Sydney leads property price resurgence in Australian capital cities

Stamp Duty

Sydney’s property has surged again after its recent slump, reflecting a national property price growth driven by the RBA’s rate cut in May.

Sydney’s price growth was strongest in the nation for May, jumping 3.1 per cent, and 6.6 per cent over autumn.

Melbourne still beats Sydney over the whole year, pipping them 13.9 per cent to 13.1 per cent respectively.

Melbourne recorded property price growth of just 2.1 per cent for the quarter, well below Sydney’s resurgence.

With solid gains from the likes of Brisbane, Hobart, Canberra and Adelaide, growth in Australian capital cities combined has returned to double figures, hitting 10 per cent over the past year.

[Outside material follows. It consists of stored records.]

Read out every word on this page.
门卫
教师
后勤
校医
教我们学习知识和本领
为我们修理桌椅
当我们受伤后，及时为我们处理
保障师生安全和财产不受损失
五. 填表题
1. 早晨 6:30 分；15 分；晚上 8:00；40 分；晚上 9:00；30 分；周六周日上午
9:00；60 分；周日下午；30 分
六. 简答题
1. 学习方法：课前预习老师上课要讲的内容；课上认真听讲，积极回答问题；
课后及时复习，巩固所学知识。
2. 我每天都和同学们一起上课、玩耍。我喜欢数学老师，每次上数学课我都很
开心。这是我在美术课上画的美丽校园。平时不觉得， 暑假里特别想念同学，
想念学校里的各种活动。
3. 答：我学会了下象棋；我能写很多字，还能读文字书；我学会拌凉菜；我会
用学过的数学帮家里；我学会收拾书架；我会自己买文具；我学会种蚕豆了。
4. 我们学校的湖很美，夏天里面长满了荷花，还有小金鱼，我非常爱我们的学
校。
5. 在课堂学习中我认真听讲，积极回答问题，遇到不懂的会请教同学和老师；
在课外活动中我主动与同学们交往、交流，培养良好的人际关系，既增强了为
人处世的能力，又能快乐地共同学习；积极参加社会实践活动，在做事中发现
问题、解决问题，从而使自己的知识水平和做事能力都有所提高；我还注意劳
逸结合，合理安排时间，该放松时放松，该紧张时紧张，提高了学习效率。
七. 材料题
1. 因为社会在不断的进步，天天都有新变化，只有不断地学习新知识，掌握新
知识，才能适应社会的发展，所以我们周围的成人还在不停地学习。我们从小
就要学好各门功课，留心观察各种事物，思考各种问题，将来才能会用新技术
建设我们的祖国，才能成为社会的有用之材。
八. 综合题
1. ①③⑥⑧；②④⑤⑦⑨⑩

The figures come from CoreLogic and head of research Cameron Kusher told the ABC the rebound in growth is being driven by low interest rates.

“That interest rate cut is the big driver of the market at the moment,” he said.

“Investors have come back a little bit, more recently we’ve seen some of the banks loosen their lending policies to investors, we know that investor credit growth is now well below 10 per cent per annum, so they’ve got a little bit more scope to ramp up lending to investors.”

“I think they (APRA) would be concerned, and I think they’ll be watching this very closely and maybe considering some tightening of the lending policies.”

The growth in house prices isn’t being matched by rising rents, which have stagnated by growing just 0.7 per cent this year.

Mr Kusher told ABC this should serve as a warning to investors.

“People are buying at, or very close to, the top of the market, and they’re stretching themselves to get into the market now,” he said.

“They might actually find that in a year or two values have fallen and they’re actually under water, and eventually interest rates might increase and they may have difficulties repaying those mortgages.”

Mr Kusher’s warning is already being lived out by investors in Perth, who have seen prices fall 4.2 per cent over the last year.